The TGCA database, which offers a collection of complete transcriptomic data and associated clinical information, is publicly available for data mining [40]. To identify important dysregulated genes associated with USC outcomes, we used LASSO and Cox regression analysis. LASSO is widely applied in modeling high-dimensional data and avoids overfitting risk and improves prediction accuracy [41]. Our analysis generated a 4-gene signature for predicting USC OS by calculating each patient’s risk score. We find that patients with high scores exhibit poor outcomes relative to those with low scores, an observation that was validated in both the training and testing sets. ROC curve analysis revealed this signature’s superiority over conventional prognostic parameters (age, myometrium invasion, node metastasis, and stage) in the training and testing sets. Our data show that both the 4-gene signature and disease stage are independent prognostic indicators OS. Patients with late-stage of the disease have an unfavorable prognosis for most malignant solid tumors. However, for USC, the early-stage disease does not necessarily correlate with good prognosis due to the tumor’s propensity for shedding, spreading and invading the lymph-vascular space even when the lesion confined to the endometrium or polyps. Management of patients with early stage USC is controversial [4, 42, 43]. Our signature identified high-risk patients in the early stage USC group who had much poorer OS relative to low-risk patients in the same group. Our data show that this signature performed better in the early stage group than in the late stage group, highlighting its potential value in guiding the management for early stage USC.

The average recurrence rate for stage IA USC after chemotherapy, radiotherapy or surgery is 8.7, 25 and 12.4% respectively. For stage IB/IC the corresponding recurrence rate are 10.8, 36.6 and 37.3%, respectively [11]. Our 4-gene signature predicts a higher recurrence risk in the high-risk group relative to the low-risk group. Consistently with our OS, ROC curve analysis, this 4-gene signature exhibited superior effectiveness over conventional indicators of RFS. Both the signature and disease stage were an independent prognostic factor for RFS. Our data show that the 4-gene signature is effective at RFS prediction in late stage disease but showed no difference between high and low-risk groups in early stage. This may be due to too few recurrent cases (8 cases out of 45 cases) in early stage in the TCGA cohort.

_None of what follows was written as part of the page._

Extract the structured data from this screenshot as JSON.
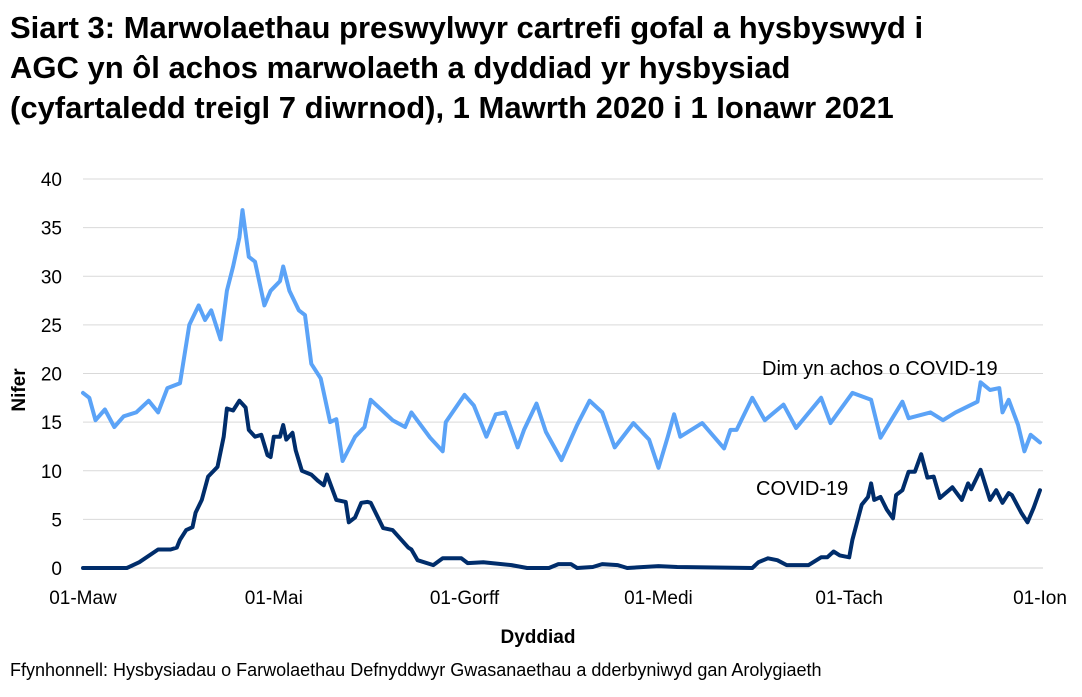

The 4 genes in the signature have been associated with various cancers. KRT23 has been implicated as an oncogene in liver cancer [44] and colorectal cancer [45]. CXCL1 is overexpressed in EEC tissue relative to normal endometrium and promotes tumorigenesis by promoting neutrophil chemotaxis [46]. Snail induces ovarian epithelial-mesenchymal transition via CXCL1 and CXCL2, representing an immunological therapeutic target [47]. SOX9 overexpression in uterine epithelium may induce endometrial hyperplastic lesions [48], promoting endometrial cancer cell proliferation [49]. ABCA10 has been proposed as a prognostic marker in ovarian carcinoma [50]. Germline single nucleotide polymorphisms in ABCA10 may affect follicular lymphoma overall survival [51]. So far, none of the 4 genes has been associated with USC, though CXCL1 and SOX9 are associated with EEC progression.

Conclusion

Here, we an analysis of USC genome-wide expression profiles in TCGA and GTEx datasets. We have identified genes that are dysregulated in USC and explored their molecular functions and pathways. More importantly, we have developed and validated a 4-gene signature that robustly predicts USC OS and RFS. This signature is an independent prognostic indicator that is more superior to conventional indicators of USC prognosis, especially when predicting OS in early stage of USC. Our findings highlight the potential of this signature as a guide for personalized USC treatment. However, more independent cohorts are needed to validate the signature and to elucidate the molecular mechanisms of these predictive genes in USC.